Once we admit that money is a necessary commodity that permits modern trade, we also realize that we sometimes don’t have enough liquidity to make large purchases. In these cases, we find someone willing to loan us the money. Seldom do we have friends and family that have enough in liquid assets to loan us money for a house or a car, so we enlist strangers and acquaintances to loan us money.
Those people aren’t going to loan us money without knowing the risks of not being repaid. They evaluate that risk, and looking at people with similar financial profiles, determine how risky it is to loan you money. That is, how likely is it that you will default on the debt and walk away with their cash? So let’s say that the lender determines that people whose financial situations are similar to yours default on loans 1% of the time.
The lender needs to be compensated for his administrative overhead, the risk he is undertaking, and still have enough for a profit. If he were to invest that same cash into a mutual fund, he would have significantly less risk and expense, so he needs to make more than he would make investing in that mutual fund.

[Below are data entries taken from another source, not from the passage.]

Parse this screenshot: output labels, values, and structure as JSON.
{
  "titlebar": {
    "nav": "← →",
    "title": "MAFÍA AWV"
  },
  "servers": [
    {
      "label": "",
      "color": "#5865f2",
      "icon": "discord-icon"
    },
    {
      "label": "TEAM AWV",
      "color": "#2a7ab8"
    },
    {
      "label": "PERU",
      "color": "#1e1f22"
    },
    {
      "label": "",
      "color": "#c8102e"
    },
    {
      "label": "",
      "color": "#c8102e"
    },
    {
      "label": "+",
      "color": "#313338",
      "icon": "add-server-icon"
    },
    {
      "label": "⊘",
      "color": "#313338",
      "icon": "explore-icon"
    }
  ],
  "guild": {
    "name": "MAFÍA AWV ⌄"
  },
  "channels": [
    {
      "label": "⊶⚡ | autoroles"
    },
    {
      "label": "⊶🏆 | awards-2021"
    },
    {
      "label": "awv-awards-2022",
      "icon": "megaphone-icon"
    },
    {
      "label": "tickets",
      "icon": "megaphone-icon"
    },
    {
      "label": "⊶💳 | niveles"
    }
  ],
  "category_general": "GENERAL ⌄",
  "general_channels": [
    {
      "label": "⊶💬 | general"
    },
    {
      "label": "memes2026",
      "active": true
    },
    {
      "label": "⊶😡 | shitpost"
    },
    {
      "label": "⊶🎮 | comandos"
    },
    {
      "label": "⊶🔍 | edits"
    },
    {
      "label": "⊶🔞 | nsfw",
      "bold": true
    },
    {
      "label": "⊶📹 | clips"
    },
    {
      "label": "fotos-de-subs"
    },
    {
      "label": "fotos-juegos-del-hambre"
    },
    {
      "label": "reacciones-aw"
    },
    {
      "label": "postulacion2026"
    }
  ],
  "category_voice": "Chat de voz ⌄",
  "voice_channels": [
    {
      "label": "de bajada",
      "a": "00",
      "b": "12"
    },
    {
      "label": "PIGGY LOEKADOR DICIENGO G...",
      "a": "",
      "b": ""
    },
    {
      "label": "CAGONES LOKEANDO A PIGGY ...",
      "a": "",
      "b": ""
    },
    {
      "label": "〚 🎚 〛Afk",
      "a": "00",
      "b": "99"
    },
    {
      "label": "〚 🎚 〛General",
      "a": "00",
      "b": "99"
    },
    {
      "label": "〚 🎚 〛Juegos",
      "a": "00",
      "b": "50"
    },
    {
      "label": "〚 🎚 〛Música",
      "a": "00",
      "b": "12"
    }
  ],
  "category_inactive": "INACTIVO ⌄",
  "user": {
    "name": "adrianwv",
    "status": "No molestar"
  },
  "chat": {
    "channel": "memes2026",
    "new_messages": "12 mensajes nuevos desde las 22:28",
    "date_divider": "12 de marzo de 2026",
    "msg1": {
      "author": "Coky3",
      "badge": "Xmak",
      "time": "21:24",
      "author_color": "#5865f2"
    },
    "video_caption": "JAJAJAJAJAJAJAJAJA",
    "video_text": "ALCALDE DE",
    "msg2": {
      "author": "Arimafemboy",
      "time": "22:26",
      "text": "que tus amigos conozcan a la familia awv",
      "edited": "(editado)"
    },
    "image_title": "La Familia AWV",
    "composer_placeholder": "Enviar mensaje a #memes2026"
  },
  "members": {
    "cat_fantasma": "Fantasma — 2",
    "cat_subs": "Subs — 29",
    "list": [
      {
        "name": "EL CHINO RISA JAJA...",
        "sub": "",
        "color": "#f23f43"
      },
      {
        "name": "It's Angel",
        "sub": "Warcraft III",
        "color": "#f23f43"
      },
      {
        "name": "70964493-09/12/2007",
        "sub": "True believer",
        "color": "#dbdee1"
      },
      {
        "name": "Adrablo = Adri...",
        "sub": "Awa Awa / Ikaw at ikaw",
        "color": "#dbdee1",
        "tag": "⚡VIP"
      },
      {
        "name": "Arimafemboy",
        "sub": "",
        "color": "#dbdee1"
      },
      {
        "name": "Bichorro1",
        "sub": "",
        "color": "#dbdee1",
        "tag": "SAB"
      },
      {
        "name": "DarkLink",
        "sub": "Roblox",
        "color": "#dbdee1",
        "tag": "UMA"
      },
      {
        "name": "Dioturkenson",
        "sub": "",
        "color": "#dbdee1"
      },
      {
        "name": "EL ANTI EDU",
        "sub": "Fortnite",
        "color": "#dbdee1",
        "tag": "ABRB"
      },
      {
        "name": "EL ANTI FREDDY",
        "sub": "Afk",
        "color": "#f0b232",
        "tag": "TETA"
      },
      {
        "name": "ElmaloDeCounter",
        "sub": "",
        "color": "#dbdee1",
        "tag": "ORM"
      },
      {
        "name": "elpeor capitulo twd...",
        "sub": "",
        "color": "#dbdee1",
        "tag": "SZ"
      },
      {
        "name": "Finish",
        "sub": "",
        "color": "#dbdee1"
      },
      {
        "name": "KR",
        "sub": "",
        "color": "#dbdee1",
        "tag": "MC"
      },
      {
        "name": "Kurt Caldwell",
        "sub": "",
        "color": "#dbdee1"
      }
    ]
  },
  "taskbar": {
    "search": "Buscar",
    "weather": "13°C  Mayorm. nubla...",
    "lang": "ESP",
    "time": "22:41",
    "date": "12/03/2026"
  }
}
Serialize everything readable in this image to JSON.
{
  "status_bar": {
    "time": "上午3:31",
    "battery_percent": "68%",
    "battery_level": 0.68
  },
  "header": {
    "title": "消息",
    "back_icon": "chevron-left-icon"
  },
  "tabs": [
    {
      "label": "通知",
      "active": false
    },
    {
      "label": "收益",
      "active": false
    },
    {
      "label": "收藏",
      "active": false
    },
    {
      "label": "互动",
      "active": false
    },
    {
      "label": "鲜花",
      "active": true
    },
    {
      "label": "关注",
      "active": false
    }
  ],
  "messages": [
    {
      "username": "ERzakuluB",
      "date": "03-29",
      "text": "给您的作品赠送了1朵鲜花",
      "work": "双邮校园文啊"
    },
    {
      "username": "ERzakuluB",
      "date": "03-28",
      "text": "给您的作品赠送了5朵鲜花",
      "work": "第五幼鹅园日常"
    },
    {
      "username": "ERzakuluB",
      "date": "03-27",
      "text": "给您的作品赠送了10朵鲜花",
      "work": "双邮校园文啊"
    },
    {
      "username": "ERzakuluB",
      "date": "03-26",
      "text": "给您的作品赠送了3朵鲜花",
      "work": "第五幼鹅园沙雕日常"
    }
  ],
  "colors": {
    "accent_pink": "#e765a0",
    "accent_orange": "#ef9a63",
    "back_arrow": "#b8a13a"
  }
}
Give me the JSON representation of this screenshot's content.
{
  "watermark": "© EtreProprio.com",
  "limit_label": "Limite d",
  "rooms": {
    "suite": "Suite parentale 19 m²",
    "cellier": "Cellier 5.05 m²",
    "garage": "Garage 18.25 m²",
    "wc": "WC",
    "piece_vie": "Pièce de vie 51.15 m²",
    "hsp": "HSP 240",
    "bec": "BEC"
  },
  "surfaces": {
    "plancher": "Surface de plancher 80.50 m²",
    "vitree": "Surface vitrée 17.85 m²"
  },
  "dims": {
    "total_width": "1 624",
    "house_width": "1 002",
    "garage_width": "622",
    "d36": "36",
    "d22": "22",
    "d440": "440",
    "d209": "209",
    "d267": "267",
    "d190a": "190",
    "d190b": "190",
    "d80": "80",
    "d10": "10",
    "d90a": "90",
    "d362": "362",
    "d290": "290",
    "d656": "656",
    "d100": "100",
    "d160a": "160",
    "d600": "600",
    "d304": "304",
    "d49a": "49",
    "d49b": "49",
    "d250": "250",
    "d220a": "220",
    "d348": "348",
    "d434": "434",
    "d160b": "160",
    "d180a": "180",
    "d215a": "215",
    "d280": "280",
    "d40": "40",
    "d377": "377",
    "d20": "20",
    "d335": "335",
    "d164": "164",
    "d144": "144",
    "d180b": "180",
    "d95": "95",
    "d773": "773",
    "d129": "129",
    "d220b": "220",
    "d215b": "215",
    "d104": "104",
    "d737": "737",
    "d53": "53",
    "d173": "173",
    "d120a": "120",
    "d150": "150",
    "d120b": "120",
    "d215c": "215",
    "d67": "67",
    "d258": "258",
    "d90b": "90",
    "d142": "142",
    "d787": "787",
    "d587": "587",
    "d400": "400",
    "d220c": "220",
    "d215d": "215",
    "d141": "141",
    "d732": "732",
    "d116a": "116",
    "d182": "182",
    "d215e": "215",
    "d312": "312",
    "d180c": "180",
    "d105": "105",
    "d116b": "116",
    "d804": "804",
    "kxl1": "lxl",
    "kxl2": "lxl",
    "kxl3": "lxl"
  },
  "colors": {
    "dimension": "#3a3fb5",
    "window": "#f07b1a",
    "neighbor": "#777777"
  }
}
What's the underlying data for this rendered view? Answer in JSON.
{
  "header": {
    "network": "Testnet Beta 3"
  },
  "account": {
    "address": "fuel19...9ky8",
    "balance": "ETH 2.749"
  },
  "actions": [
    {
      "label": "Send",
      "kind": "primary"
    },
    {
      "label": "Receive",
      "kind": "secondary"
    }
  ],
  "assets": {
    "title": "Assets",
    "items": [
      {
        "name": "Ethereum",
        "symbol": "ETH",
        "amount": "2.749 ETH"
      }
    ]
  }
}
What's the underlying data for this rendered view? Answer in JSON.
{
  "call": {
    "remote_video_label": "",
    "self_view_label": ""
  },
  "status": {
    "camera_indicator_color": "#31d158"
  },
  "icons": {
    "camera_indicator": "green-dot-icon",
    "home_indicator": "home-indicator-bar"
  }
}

In this case, the mutual fund would pay 2.5%. The lender’s overhead is another 1%. If the lender doesn’t get to charge at least 3.5% interest on this loan, he is only breaking even with that mutual fund, and that doesn’t even account for risk.
In order to measure risk, the lending industry has developed credit scoring, with Fair, Isaac, and Company (FICO) being the company with the most widely used scoring model. Let’s look at default rates for different FICO scores:
You can see that loaning money to people with a FICO score of 700 or higher means that you have a 6.4% chance of losing your investment. Using the numbers from our example above, if we were the lender, we would have to charge 9.9% interest to get the same 2.5% we would get from that mutual fund. In this case, we have one of two choices: we can lend to people with a 700 credit score or more, but at 10.9% interest, or we can loan to people with a 750 FICO or higher, and because the risk is lower, we could offer loans at 6.5%.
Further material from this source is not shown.